A ABVE, Associação Brasileira do Veículo Elétrico, a Abeifa, entidade que representa os importadores de veículos, e a BYD, empresa que está investindo no País mas atualmente só importa os modelos eletrificados vendidos por aqui, acreditam que um movimento como esse trará situação de insegurança jurídica muito grande, afastando novas marcas e afetando o consumidor final, que encontrará preços mais altos nas revendas quando quiser adquirir um veículo elétrico ou híbrido vindo da China ou da Europa, por exemplo.
Ricardo Bastos, presidente da ABVE, afirmou que é importante que o governo mantenha as regras como foram definidas anteriormente para não causar ruídos e uma possível retração na demanda por veículos híbridos e elétricos, que estão em franco crescimento no País: “Eu tenho a certeza de que isto não acontecerá. O governo federal concorda que é necessário garantir a previsibilidade para a indústria automotiva e é contra esse retorno imediato, o que nos faz acreditar que o pedido das montadoras instaladas no País não será aceito”.
Pressão contrária
Bastos também disse que uma decisão como esta pode gerar uma série de dificuldades para o Brasil, como insegurança jurídica maior e adiamento de novos investimentos. Alexandre Baldy, vice-presidente sênior da BYD, segue em linha parecida com o presidente da ABVE, uma vez que é contra a decisão de aumento imediato do II, ainda que não acredite que será afetado por uma possível elevação da alíquota, pois está investindo no País para construir sua fábrica e ter produção local.

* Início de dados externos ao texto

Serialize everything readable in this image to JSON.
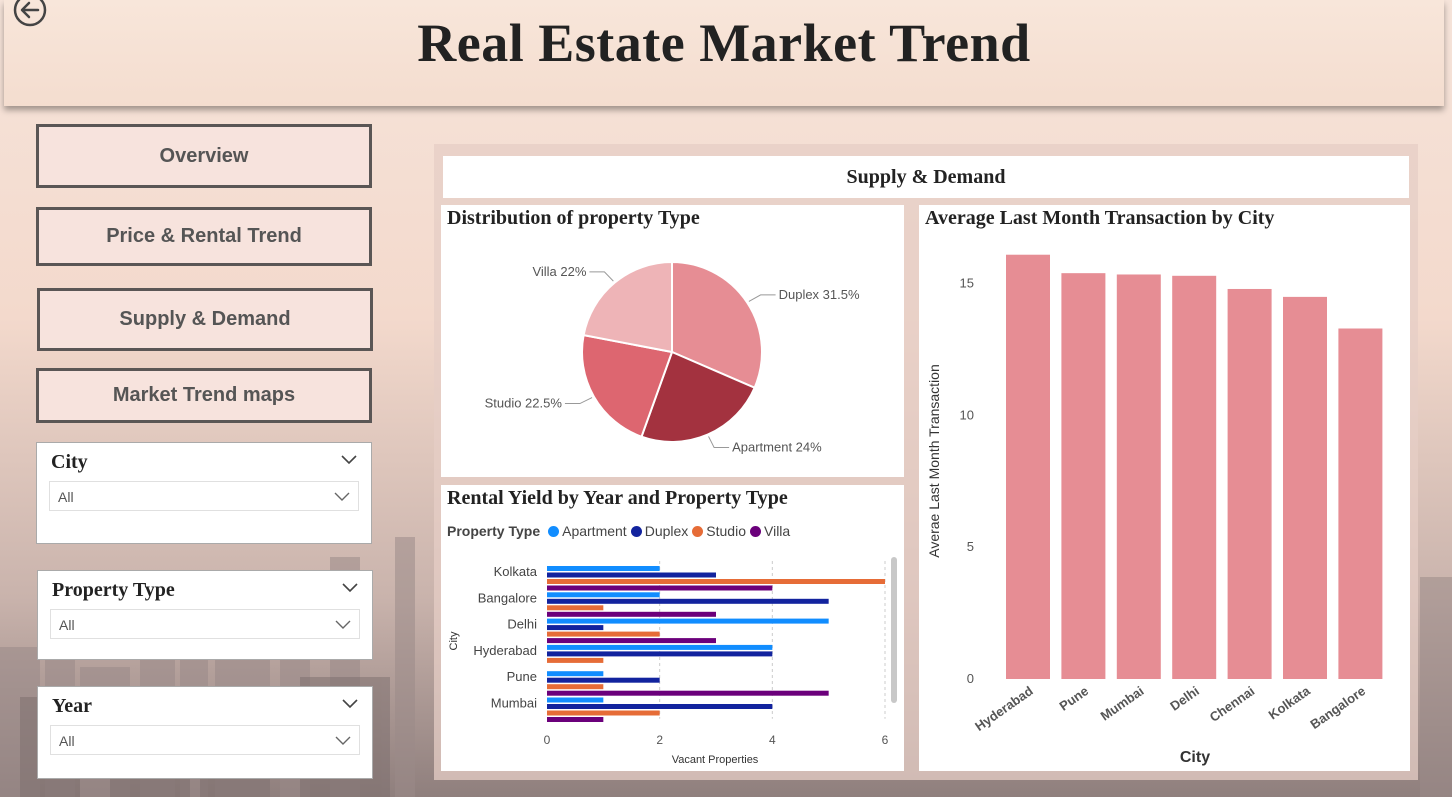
{
  "header": {
    "title": "Real Estate Market Trend"
  },
  "nav": {
    "overview": "Overview",
    "price_rental": "Price & Rental Trend",
    "supply_demand": "Supply & Demand",
    "market_maps": "Market Trend maps"
  },
  "slicers": {
    "city": {
      "title": "City",
      "value": "All"
    },
    "property_type": {
      "title": "Property Type",
      "value": "All"
    },
    "year": {
      "title": "Year",
      "value": "All"
    }
  },
  "section": {
    "title": "Supply & Demand"
  },
  "colors": {
    "accent_pink": "#e68d94",
    "apartment": "#118dff",
    "duplex": "#12239e",
    "studio": "#e66c37",
    "villa": "#6b007b"
  },
  "chart_data": [
    {
      "type": "pie",
      "title": "Distribution of property Type",
      "slices": [
        {
          "label": "Duplex",
          "value": 31.5,
          "display": "Duplex 31.5%",
          "color": "#e68d94"
        },
        {
          "label": "Apartment",
          "value": 24,
          "display": "Apartment 24%",
          "color": "#a3323f"
        },
        {
          "label": "Studio",
          "value": 22.5,
          "display": "Studio 22.5%",
          "color": "#dd6670"
        },
        {
          "label": "Villa",
          "value": 22,
          "display": "Villa 22%",
          "color": "#eeb4b7"
        }
      ]
    },
    {
      "type": "bar",
      "orientation": "horizontal",
      "title": "Rental Yield by Year and Property Type",
      "legend_title": "Property Type",
      "xlabel": "Vacant Properties",
      "ylabel": "City",
      "xlim": [
        0,
        6
      ],
      "x_ticks": [
        "0",
        "2",
        "4",
        "6"
      ],
      "categories": [
        "Kolkata",
        "Bangalore",
        "Delhi",
        "Hyderabad",
        "Pune",
        "Mumbai"
      ],
      "series": [
        {
          "name": "Apartment",
          "color": "#118dff",
          "values": [
            2,
            2,
            5,
            4,
            1,
            1
          ]
        },
        {
          "name": "Duplex",
          "color": "#12239e",
          "values": [
            3,
            5,
            1,
            4,
            2,
            4
          ]
        },
        {
          "name": "Studio",
          "color": "#e66c37",
          "values": [
            6,
            1,
            2,
            1,
            1,
            2
          ]
        },
        {
          "name": "Villa",
          "color": "#6b007b",
          "values": [
            4,
            3,
            3,
            0,
            5,
            1
          ]
        }
      ],
      "legend_position": "top-left"
    },
    {
      "type": "bar",
      "title": "Average Last Month Transaction by City",
      "xlabel": "City",
      "ylabel": "Averae Last Month Transaction",
      "categories": [
        "Hyderabad",
        "Pune",
        "Mumbai",
        "Delhi",
        "Chennai",
        "Kolkata",
        "Bangalore"
      ],
      "values": [
        16.1,
        15.4,
        15.35,
        15.3,
        14.8,
        14.5,
        13.3
      ],
      "ylim": [
        0,
        17
      ],
      "y_ticks": [
        "0",
        "5",
        "10",
        "15"
      ],
      "color": "#e68d94"
    }
  ]
}
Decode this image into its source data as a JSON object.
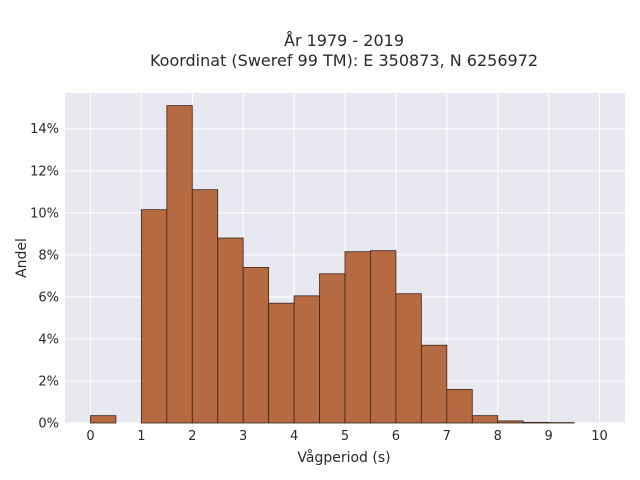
{
  "chart_data": {
    "type": "bar",
    "title_lines": [
      "År 1979 - 2019",
      "Koordinat (Sweref 99 TM): E 350873, N 6256972"
    ],
    "xlabel": "Vågperiod (s)",
    "ylabel": "Andel",
    "xlim": [
      -0.5,
      10.5
    ],
    "ylim": [
      0,
      15.7
    ],
    "x_ticks": [
      "0",
      "1",
      "2",
      "3",
      "4",
      "5",
      "6",
      "7",
      "8",
      "9",
      "10"
    ],
    "y_ticks": [
      "0%",
      "2%",
      "4%",
      "6%",
      "8%",
      "10%",
      "12%",
      "14%"
    ],
    "bin_width": 0.5,
    "bins": [
      {
        "start": 0.0,
        "value": 0.35
      },
      {
        "start": 0.5,
        "value": 0.0
      },
      {
        "start": 1.0,
        "value": 10.15
      },
      {
        "start": 1.5,
        "value": 15.1
      },
      {
        "start": 2.0,
        "value": 11.1
      },
      {
        "start": 2.5,
        "value": 8.8
      },
      {
        "start": 3.0,
        "value": 7.4
      },
      {
        "start": 3.5,
        "value": 5.7
      },
      {
        "start": 4.0,
        "value": 6.05
      },
      {
        "start": 4.5,
        "value": 7.1
      },
      {
        "start": 5.0,
        "value": 8.15
      },
      {
        "start": 5.5,
        "value": 8.2
      },
      {
        "start": 6.0,
        "value": 6.15
      },
      {
        "start": 6.5,
        "value": 3.7
      },
      {
        "start": 7.0,
        "value": 1.6
      },
      {
        "start": 7.5,
        "value": 0.35
      },
      {
        "start": 8.0,
        "value": 0.1
      },
      {
        "start": 8.5,
        "value": 0.03
      },
      {
        "start": 9.0,
        "value": 0.02
      },
      {
        "start": 9.5,
        "value": 0.0
      }
    ],
    "colors": {
      "bar_fill": "#b56a42",
      "bar_stroke": "#3d2418",
      "plot_bg": "#e8e8f1",
      "grid": "#ffffff"
    },
    "grid": true,
    "legend": false
  }
}
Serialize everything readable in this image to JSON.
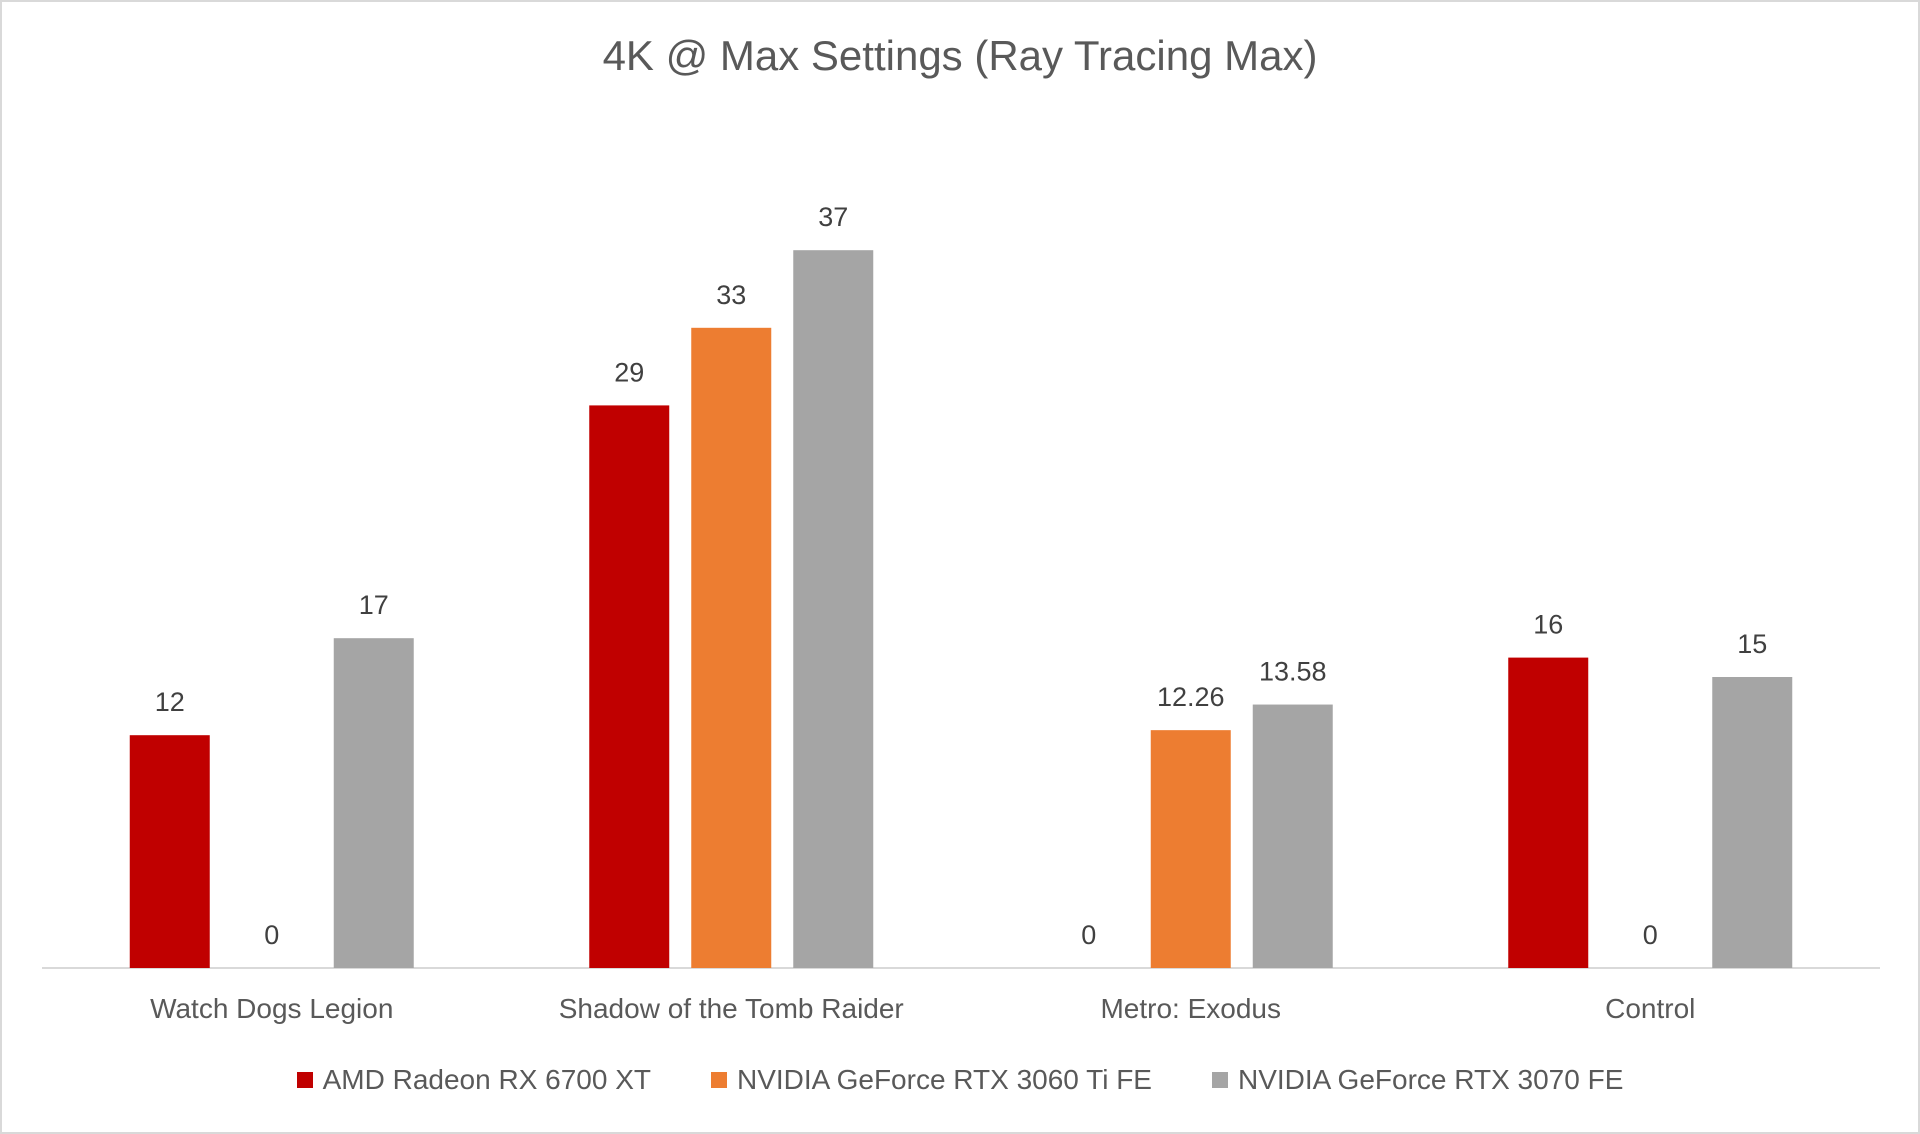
{
  "chart_data": {
    "type": "bar",
    "title": "4K @ Max Settings (Ray Tracing Max)",
    "categories": [
      "Watch Dogs Legion",
      "Shadow of the Tomb Raider",
      "Metro: Exodus",
      "Control"
    ],
    "series": [
      {
        "name": "AMD Radeon RX 6700 XT",
        "color": "#c00000",
        "values": [
          12,
          29,
          0,
          16
        ],
        "labels": [
          "12",
          "29",
          "0",
          "16"
        ]
      },
      {
        "name": "NVIDIA GeForce RTX 3060 Ti FE",
        "color": "#ed7d31",
        "values": [
          0,
          33,
          12.26,
          0
        ],
        "labels": [
          "0",
          "33",
          "12.26",
          "0"
        ]
      },
      {
        "name": "NVIDIA GeForce RTX 3070 FE",
        "color": "#a5a5a5",
        "values": [
          17,
          37,
          13.58,
          15
        ],
        "labels": [
          "17",
          "37",
          "13.58",
          "15"
        ]
      }
    ],
    "ylim": [
      0,
      40
    ],
    "grid": false,
    "legend_position": "bottom"
  }
}
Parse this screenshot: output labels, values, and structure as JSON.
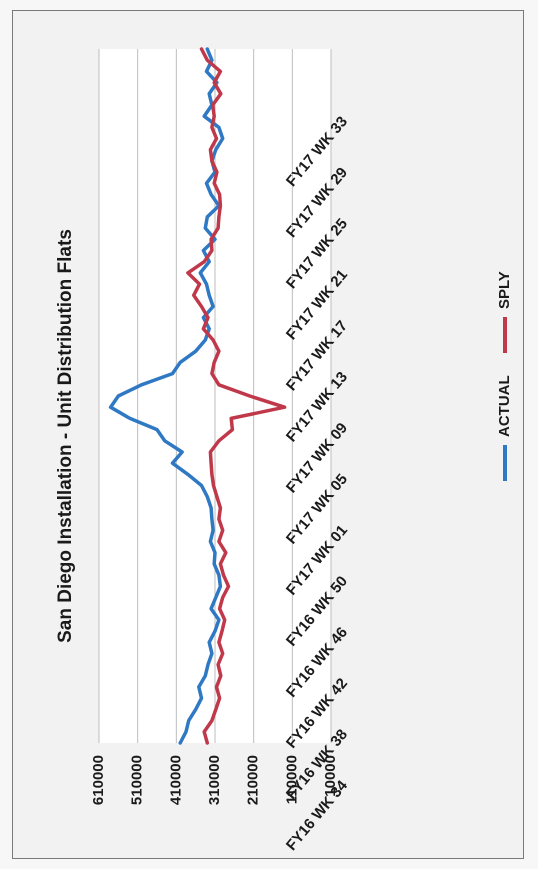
{
  "chart_data": {
    "type": "line",
    "title": "San Diego Installation - Unit Distribution Flats",
    "xlabel": "",
    "ylabel": "",
    "ylim": [
      10000,
      610000
    ],
    "y_ticks": [
      "610000",
      "510000",
      "410000",
      "310000",
      "210000",
      "110000",
      "10000"
    ],
    "x_tick_labels": [
      "FY16 WK 34",
      "FY16 WK 38",
      "FY16 WK 42",
      "FY16 WK 46",
      "FY16 WK 50",
      "FY17 WK 01",
      "FY17 WK 05",
      "FY17 WK 09",
      "FY17 WK 13",
      "FY17 WK 17",
      "FY17 WK 21",
      "FY17 WK 25",
      "FY17 WK 29",
      "FY17 WK 33"
    ],
    "grid": true,
    "legend_position": "bottom",
    "series": [
      {
        "name": "ACTUAL",
        "color": "#2f78c4",
        "values": [
          400000,
          385000,
          378000,
          360000,
          345000,
          352000,
          335000,
          328000,
          318000,
          325000,
          310000,
          300000,
          320000,
          308000,
          296000,
          300000,
          312000,
          310000,
          322000,
          315000,
          318000,
          320000,
          330000,
          345000,
          380000,
          420000,
          395000,
          440000,
          460000,
          530000,
          580000,
          560000,
          500000,
          420000,
          400000,
          360000,
          335000,
          325000,
          340000,
          315000,
          325000,
          332000,
          348000,
          325000,
          340000,
          310000,
          335000,
          330000,
          300000,
          320000,
          332000,
          310000,
          318000,
          308000,
          290000,
          300000,
          338000,
          318000,
          325000,
          305000,
          332000,
          318000,
          330000
        ]
      },
      {
        "name": "SPLY",
        "color": "#c0394a",
        "values": [
          330000,
          338000,
          318000,
          308000,
          298000,
          306000,
          295000,
          302000,
          290000,
          300000,
          292000,
          285000,
          298000,
          290000,
          275000,
          288000,
          296000,
          282000,
          300000,
          290000,
          300000,
          296000,
          305000,
          314000,
          318000,
          320000,
          322000,
          300000,
          265000,
          268000,
          130000,
          220000,
          300000,
          318000,
          312000,
          300000,
          315000,
          340000,
          328000,
          345000,
          365000,
          350000,
          380000,
          338000,
          318000,
          320000,
          302000,
          300000,
          296000,
          298000,
          312000,
          305000,
          318000,
          322000,
          306000,
          318000,
          312000,
          316000,
          295000,
          312000,
          296000,
          330000,
          345000
        ]
      }
    ]
  }
}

Mesmo sem se preocupar tanto com essa retomada do II Baldy disse que esse movimento pode afetar a imagem global do Brasil: “Acredito que mudar as regras no meio do jogo não é uma mensagem legal que será passada para outras empresas que estão pensando em investir e produzir no Brasil, pois eles ficarão inseguros”.
Marcelo de Godoy, presidente da Abeifa, foi enfático ao se posicionar contra o pedido da Anfavea e disse que não existem conversas das duas entidades sobre o tema, mas ele acredita que deveria acontecer: “Estamos sempre abertos para discutir qualquer mudança no setor automotivo nacional, mas hoje essas conversas quase não acontecem. Ficamos sabendo do pedido da Anfavea pela imprensa e nos posicionamos de forma contrária, articulando nossos movimentos em Brasília para que isso não aconteça”.
O executivo acredita que a posição do vice-presidente do Brasil, Geraldo Alckmin, contra o retorno imediato do II deverá ajudar a manter as regras do jogo como estão, até porque mudar tudo com o jogo em andamento é pior que não ter nenhuma regra previamente definida.
Problema não resolvido
Godoy também disse que mudar as regras do Imposto de Importação não resolvem o problema da indústria nacional pois os modelos importados representam em torno de 10% do mercado: “Se a indústria nacional não consegue disputar o espaço com 10% de veículos importados ela precisa rever seu portfólio e o seu modelo de operação”.
O presidente da Abeifa acredita que o aumento da taxa de importação não fará com que a indústria eleve de forma relevante a produção local. Para isto é necessário exportar mais e o que está acontecendo, hoje, é uma queda acentuada dos volumes embarcados para outros países e as razões para isto podem ir além dos custos que o Brasil tem para exportar.
“Isto acontece por causa dos impostos ou porque os consumidores de outros mercados estão preferindo outros veículos do que os produzidos aqui? Será que o que está sendo produzido no País é o que os compradores de outros países querem?”